Summer is the time when many of us find ourselves in nature — at the beach, in the mountains, in the woods—and in these locales, we tend to liberate our thoughts, letting them roam balloon-like through landscapes portending change, enjoying them when they turn spiritual or introspective. The autumn season is not yet upon us, and yet… something beckons. Summer experiences prepare us — inadvertently, even unbidden — for the opportunity to change that we’re presented with at the new year, Rosh Hashanah, that’s just around the corner.  

In the three pieces here, four women chart moments of deep personal change: the somersaulting ironies that attend dating a religious Christian; the “sleeper” integration of religious experiences from childhood and late-middle age; and a tashlich for women that takes place in conversation — since that’s where we are often most true.  

 Tashlich is the ritual that invites us to cast out into the waters aspects of the old year, of our old selves, liturgist Marcia Falk translates (from the Hebrew and Yiddish) important lyric foremothers — the poets Zelda, Leah Goldberg, and Malka Heifetz Tussman — as they use the medium of water (a sea, a river, a creek) to move along our thinking about the pressing questions of life. And she helps a friend align the posture of her heart for the new spiritual year.

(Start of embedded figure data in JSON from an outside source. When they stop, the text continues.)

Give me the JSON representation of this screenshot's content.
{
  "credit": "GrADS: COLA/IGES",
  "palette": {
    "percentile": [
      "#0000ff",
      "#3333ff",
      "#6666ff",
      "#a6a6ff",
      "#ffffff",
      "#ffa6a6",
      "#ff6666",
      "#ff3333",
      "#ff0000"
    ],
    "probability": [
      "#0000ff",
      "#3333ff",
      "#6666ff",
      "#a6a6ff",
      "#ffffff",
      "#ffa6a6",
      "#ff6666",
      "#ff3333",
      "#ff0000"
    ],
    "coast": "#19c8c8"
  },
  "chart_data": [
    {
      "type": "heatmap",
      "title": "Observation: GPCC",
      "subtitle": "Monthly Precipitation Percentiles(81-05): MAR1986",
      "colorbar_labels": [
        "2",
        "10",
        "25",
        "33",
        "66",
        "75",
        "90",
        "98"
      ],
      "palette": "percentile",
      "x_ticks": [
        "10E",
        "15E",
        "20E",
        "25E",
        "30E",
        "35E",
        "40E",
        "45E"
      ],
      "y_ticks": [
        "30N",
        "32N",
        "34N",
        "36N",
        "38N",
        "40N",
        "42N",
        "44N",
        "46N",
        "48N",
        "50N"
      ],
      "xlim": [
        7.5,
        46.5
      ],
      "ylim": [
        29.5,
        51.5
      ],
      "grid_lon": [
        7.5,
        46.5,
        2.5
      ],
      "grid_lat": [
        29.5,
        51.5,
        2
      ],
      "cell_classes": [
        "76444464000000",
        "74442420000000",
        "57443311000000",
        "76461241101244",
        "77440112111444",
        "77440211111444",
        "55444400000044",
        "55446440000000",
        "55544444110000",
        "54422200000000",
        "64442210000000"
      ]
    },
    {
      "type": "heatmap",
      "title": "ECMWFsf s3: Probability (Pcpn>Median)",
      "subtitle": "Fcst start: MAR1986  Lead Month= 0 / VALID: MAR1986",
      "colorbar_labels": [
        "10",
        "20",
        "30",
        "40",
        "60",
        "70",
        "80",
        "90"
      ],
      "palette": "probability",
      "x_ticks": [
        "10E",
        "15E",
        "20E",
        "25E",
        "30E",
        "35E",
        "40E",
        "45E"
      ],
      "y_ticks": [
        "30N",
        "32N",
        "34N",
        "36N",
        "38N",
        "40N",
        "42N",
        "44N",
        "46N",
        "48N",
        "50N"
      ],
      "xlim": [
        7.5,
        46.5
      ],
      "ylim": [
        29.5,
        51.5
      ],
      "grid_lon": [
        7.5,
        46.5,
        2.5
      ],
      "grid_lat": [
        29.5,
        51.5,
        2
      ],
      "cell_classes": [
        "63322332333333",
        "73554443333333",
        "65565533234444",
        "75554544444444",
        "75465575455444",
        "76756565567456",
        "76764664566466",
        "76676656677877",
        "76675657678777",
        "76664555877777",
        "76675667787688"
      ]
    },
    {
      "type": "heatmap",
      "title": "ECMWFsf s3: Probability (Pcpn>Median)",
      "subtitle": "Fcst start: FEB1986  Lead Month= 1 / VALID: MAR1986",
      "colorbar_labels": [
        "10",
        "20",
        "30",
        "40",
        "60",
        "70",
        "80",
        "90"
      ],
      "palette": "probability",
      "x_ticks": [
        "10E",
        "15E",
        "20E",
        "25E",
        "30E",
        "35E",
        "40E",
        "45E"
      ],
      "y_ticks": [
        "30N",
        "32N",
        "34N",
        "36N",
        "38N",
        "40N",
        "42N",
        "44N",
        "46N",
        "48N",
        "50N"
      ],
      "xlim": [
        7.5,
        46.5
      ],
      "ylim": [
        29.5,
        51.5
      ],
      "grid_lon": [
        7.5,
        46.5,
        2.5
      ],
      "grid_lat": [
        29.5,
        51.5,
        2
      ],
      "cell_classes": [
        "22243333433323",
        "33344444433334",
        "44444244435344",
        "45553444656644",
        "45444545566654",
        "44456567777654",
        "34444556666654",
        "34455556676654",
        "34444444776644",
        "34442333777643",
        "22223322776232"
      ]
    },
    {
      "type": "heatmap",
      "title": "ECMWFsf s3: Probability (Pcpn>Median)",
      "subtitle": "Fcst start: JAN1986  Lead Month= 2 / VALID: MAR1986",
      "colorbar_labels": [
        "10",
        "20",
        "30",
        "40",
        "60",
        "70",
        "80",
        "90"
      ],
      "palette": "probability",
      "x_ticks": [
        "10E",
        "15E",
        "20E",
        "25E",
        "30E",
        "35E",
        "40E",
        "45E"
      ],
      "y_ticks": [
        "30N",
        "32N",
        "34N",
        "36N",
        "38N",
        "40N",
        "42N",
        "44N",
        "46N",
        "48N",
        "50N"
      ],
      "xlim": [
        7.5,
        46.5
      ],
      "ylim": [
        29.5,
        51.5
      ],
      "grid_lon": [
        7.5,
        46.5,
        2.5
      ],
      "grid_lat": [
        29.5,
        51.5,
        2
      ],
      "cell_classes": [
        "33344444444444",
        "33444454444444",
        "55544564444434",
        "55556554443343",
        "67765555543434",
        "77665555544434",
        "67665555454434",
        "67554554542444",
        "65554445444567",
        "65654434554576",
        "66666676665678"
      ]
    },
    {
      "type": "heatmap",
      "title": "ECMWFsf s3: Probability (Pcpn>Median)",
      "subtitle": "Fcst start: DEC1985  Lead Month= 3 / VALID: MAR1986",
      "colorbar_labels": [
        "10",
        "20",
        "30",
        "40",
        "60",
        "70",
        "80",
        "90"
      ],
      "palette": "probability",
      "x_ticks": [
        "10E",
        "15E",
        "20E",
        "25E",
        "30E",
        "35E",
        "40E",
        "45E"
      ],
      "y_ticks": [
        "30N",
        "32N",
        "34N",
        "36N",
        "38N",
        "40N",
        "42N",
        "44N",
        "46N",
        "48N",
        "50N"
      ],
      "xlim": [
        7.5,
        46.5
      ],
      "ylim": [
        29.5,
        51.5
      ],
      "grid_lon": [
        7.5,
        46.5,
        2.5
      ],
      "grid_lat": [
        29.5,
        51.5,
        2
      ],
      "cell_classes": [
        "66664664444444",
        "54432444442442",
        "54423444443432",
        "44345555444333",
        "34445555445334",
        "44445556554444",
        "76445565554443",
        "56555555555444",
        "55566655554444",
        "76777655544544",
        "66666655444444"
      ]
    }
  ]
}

In the months ahead, can we live less reactively in life’s ebb and flow? Can we learn to accept someone else’s imperfect love? Can we acknowledge life’s sadness? Can we trust? Can we live ourselves into wholeness?

Change Beckons

The articles in this special section:

Hear, O Israel: How My Church-Going Boyfriend Made Me a Jew

Deborah L. Blicher

In the flickering embers of her romance with an Episcopalian graduate student, Blicher finds Jewish praxis catching fire. How come? 

Hineni: Here I Am

Gail Hosking

a spiritual recollection by Gail Hosking    

A Woman’s Tashlich

Susan Schnur with Marcia Falk

Guided by the poems of Leah Goldberg, Malka Heifetz Tussman, and Zelda, liturgist Marcia Falk and Rabbi Susan Schnur create a new vision of spiritual turning that focuses on water...and women in conversation.